What are the processes involved in the melting and casting of titanium ingots?

The melting and casting process of titanium ingots mainly includes multiple stages such as refining raw materials, refining, mold preparation, bundling electrodes, smelting, casting, cooling, and cleaning. The following are the main three processes of the titanium ingot melting and casting process: batching, bundling electrodes, and casting introduction:
1. Refining raw materials:
The melting and casting process of titanium ingots begins with refining raw materials. Generally speaking, the main raw materials are titanium ores, such as rutile, ilmenite, etc. These ores need to go through processes such as ore beneficiation and crushing to extract titanium dioxide (TiO2) with higher purity.
The titanium dioxide obtained is refined into high-purity chlorinated titanate through methods such as atmosphere, solvent or chemical reaction. This process also involves a series of separations, purifications and chemical reactions to ensure that the final product has the required purity. Titanium alloy determines the proportion of alloy elements according to the following principles:
(1) The allowable fluctuation range of alloy elements and impurity content and the optimal composition range required for the alloy to obtain optimal performance;
(2) Smelting method and number of smelting times;
(3) The burning loss rate and evaporation rate of alloy elements during the vacuum waste smelting process;
(4) Addition methods and physical properties of alloy elements.
Generally speaking, for elements with high ignition loss rate and easy volatilization, their component proportions should be close to or exceed the upper limit, while for elements that are less prone to volatilization loss, their component proportions should be in the middle range of the required range.
2. Inhibition of electrode blocks
Mold preparation:
Mold preparation refers to preparing the mold for casting, i.e. the final shape of the titanium ingot. Typically, this involves using special sand molds or other high-temperature-resistant materials to prepare the appropriate mold for the shape of the final product. The main requirements for electrodes in consumable smelting are:
(1) Sufficient strength;
(2) Sufficient conductivity;
(3) Straightness;
(4) The alloy elements in the electrode are reasonably distributed;
(5) Free from moisture and pollution.
There are two methods for preparing integral electrodes: pressing (also divided into vertical pressing and horizontal pressing) and extrusion (also divided into horizontal and vertical). The more commonly used method is the suppression method.
The density of the electrode block is related to the pressed raw material. Generally speaking, the density of the electrode block must be greater than 3.2g/cm3 to meet the melting requirements. Generally, a press with a pressure of 300 to 500MPa is used.

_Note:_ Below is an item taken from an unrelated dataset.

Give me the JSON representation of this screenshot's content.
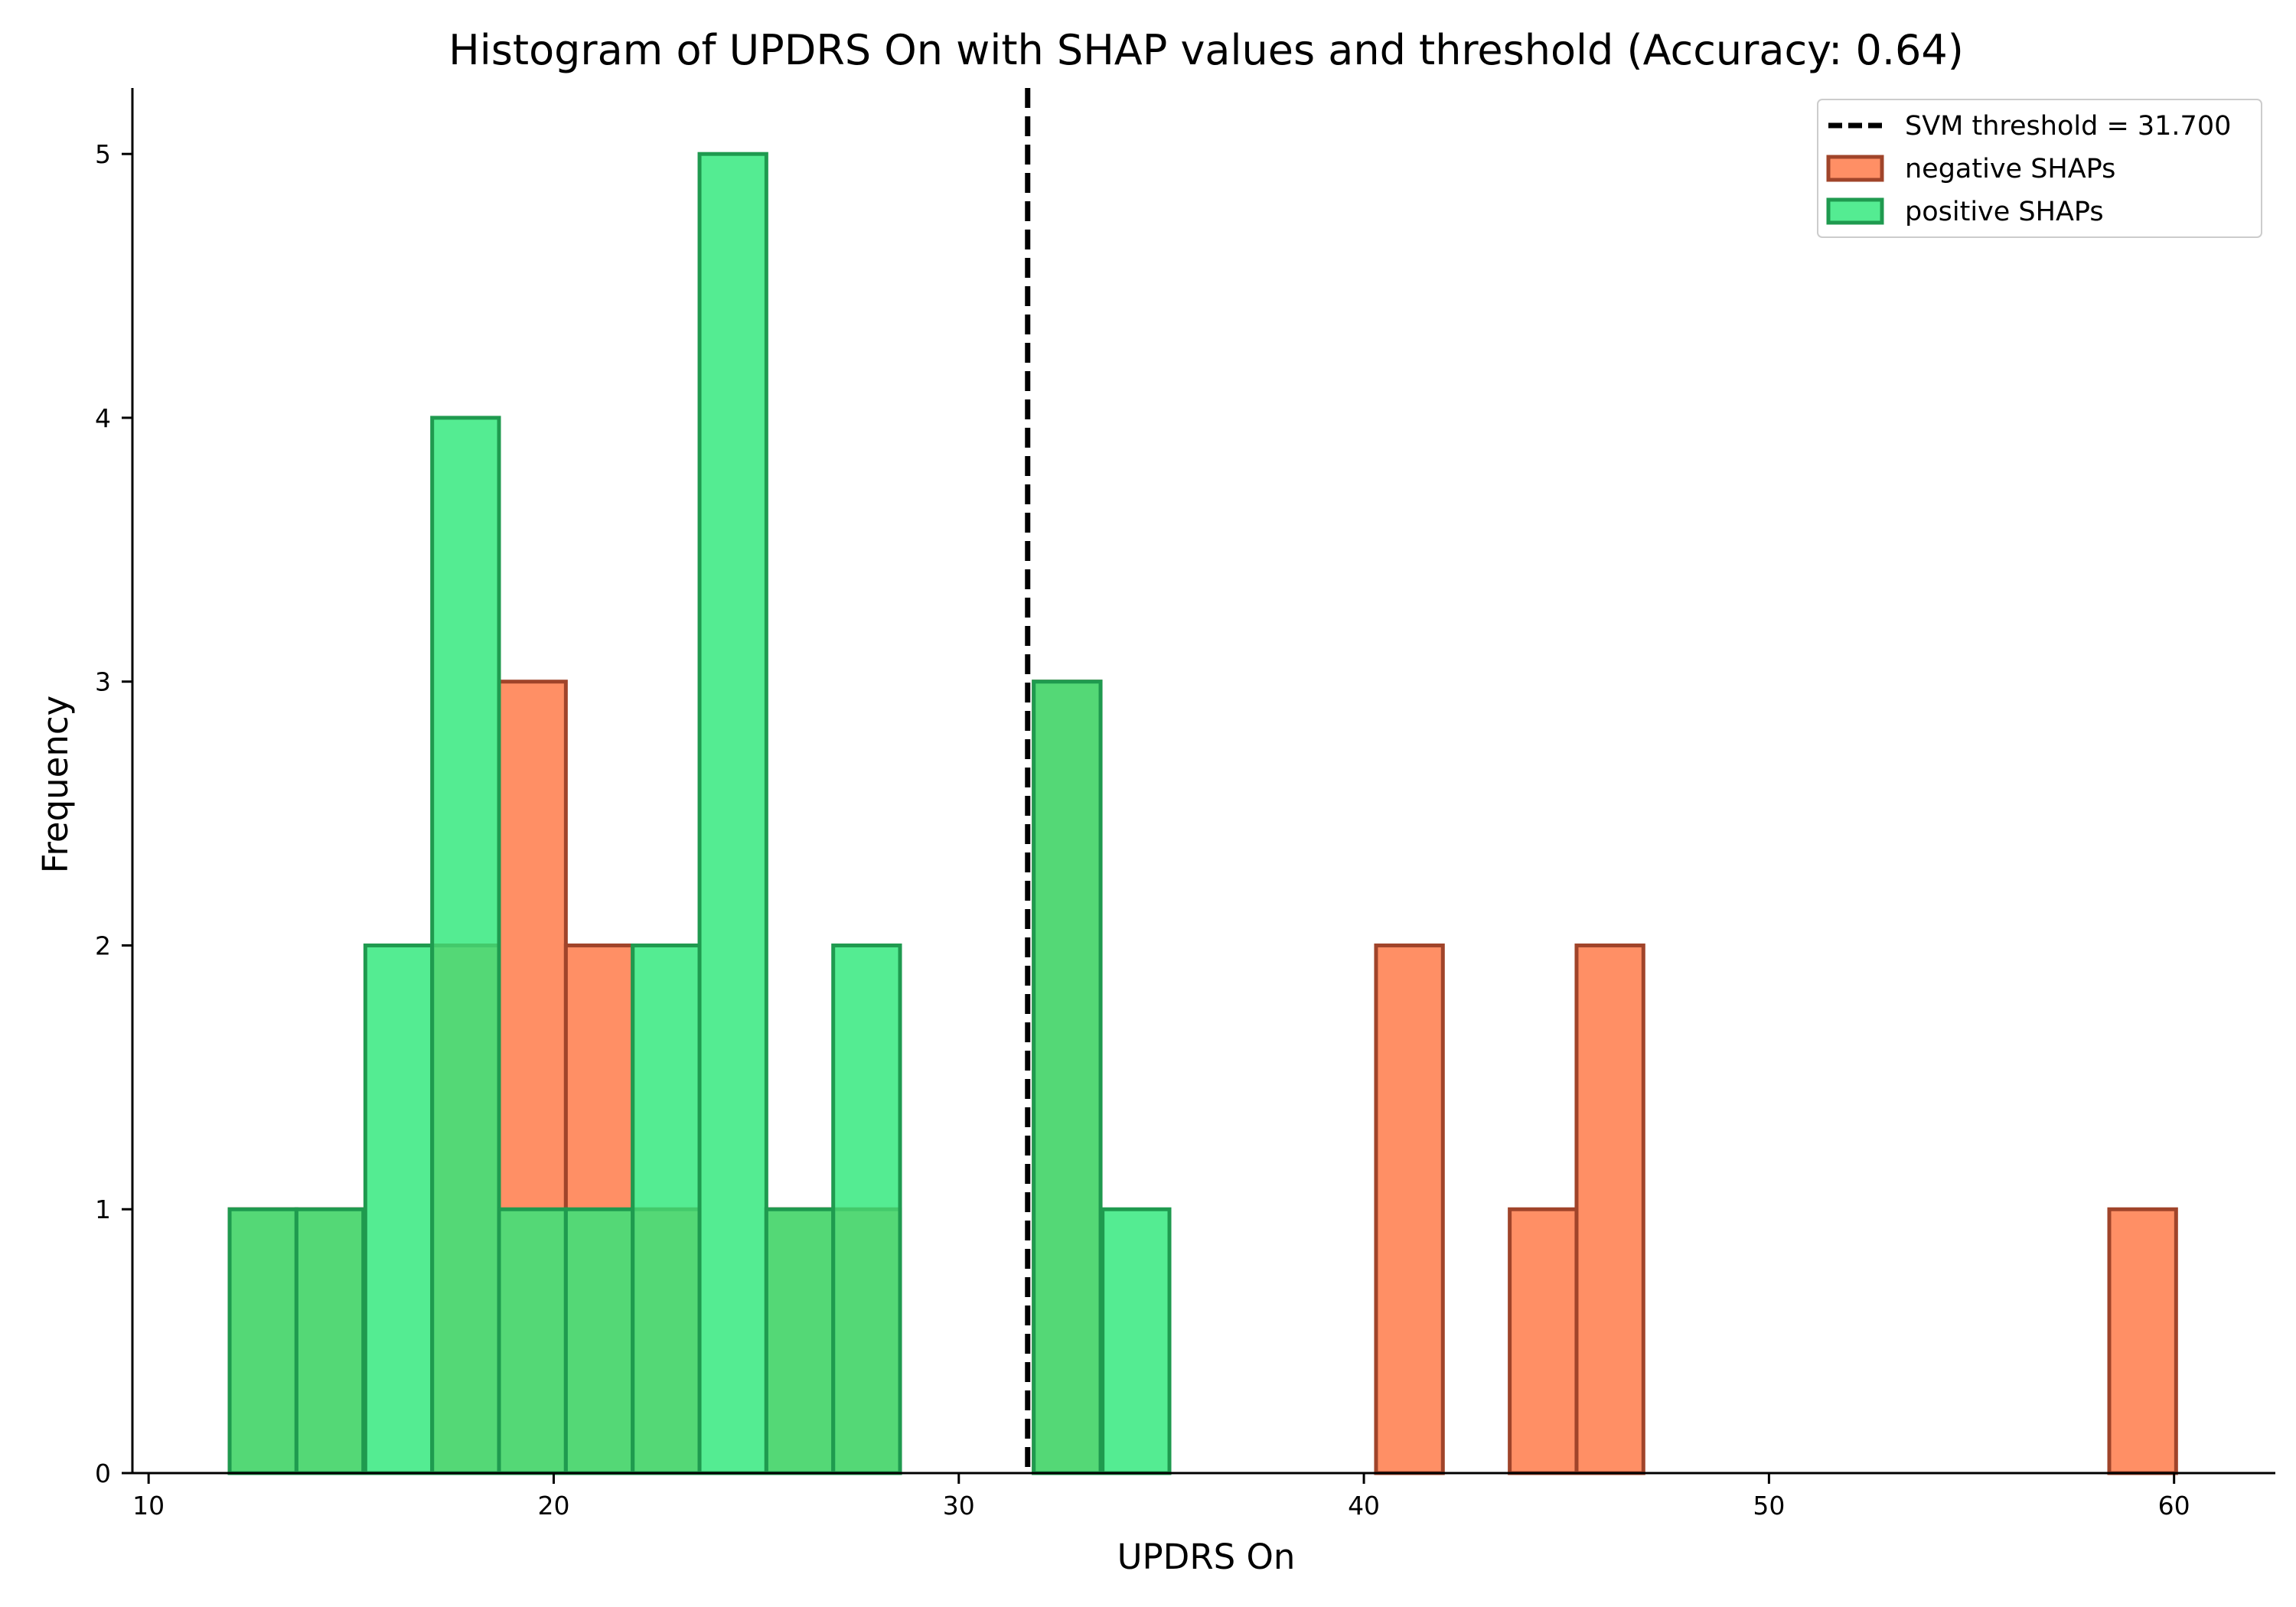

Electrode assembly welding is to assemble and weld pressed single electrode blocks into electrodes of the required cross-section and length for consumable arc melting. Argon shielded plasma welding, vacuum plasma welding and electron beam welding are often used in industry. In order to prevent the mixing of high specific gravity inclusions, tungsten arc welding is generally not used. The purity of argon gas for welding is 99.99%.
3. The period from the start of power supply to the completion of all melting of the charge (except for the solid arch bridge above the molten pool) is called the charge melting stage.
In the early stage of smelting, the specific resistance of the newly added charge is large, the electrodes are in direct contact with the charge, and the charge is heated by the resistance heat of the charge. At this time, the input current is small but relatively stable, and resistor heating dominates during this period. But it didn't last long. When the charge under the electrode melts to form three "crucible molten pools", arc heat is generated between the electrodes and the "crucible molten pool", heating the charge, and the molten pool gradually expands outward until the three electrodes are connected. "Big Melt Pool". During the transition from the "crucible molten pool" to the "large molten pool", due to the reduction of the unmelted furnace material, its specific resistance gradually becomes smaller, so the resistance heat of the furnace material gradually decreases; and the arc heat between the electrode and the "crucible molten pool" The proportion of output gradually increases. About half an hour from the onset of melting, arc heat becomes dominant. The above-mentioned "transition period" is an unstable period of melting of high titanium slag. First, because the resistance of the line through which the current passes (electrode → crucible pool → unmelted furnace material → crucible pool → electrode) changes with time; secondly, the solid material above the "crucible pool" often collapses into the molten pool, causing violent reactions, Causes the slag to boil. Moreover, this "material collapse-slag boiling" phenomenon is irregular.